Most compilers work in a two step fashion. First, the compiler translates the source code into object code, which is a machine representation of the actual CPU instructions to be executed. The second step of compiling is referred to as linking. In linking, the compiler (or linker) takes all the object code files produced in step one, links any needed libraries (or at least links stubs to these libraries if dynamic linking is supported), and produces the final executable file. If a function is statically linked, the code for that function is included in the executable file. If a function is dynamically linked, only a code stub and not the actual function code is included in the executable file. Dynamically linked code is referenced at execution time and only then is the referenced code loaded. Dynamic linking is typically used for operating system and system library functions that are always assumed to be present on the target platform. Static linking is typically used for user -developed code since that would not be otherwise present in the base platform.

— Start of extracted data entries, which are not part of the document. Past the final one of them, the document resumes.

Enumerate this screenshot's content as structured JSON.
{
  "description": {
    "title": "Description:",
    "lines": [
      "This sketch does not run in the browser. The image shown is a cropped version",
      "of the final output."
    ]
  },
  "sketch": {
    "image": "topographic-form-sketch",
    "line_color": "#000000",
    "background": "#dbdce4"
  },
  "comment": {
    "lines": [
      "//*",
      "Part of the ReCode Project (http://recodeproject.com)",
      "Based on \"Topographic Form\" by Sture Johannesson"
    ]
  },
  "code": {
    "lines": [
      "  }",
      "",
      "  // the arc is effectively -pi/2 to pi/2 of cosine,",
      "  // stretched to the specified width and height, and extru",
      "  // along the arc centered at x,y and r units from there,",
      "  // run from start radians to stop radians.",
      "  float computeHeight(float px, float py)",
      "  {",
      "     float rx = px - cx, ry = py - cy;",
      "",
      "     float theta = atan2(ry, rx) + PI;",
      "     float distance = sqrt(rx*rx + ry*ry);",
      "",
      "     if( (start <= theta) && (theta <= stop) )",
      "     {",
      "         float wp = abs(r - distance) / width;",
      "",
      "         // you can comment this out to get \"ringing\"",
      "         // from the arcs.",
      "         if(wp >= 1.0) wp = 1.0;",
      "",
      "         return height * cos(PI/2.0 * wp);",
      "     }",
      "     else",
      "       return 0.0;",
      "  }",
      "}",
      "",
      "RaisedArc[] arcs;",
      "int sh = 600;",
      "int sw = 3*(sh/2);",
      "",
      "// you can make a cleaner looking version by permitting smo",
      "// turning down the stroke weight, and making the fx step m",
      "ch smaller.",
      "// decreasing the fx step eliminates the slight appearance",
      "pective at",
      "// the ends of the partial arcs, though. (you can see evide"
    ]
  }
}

In large programs consisting of thousands of functions and hundreds of files, program link time may be much longer than the compile time of any single file. To speed up the edit-compile-debug cycle on large programs, some advanced compilers support a feature typically referred to as "fix and continue" or incremental linking. This allows a developer to recompile individual files and, via dynamic linking, "patch" the executable with the changes without relinking the entire executable. On a large program this can turn a five minute re-link into a simple 10-20 second recompile.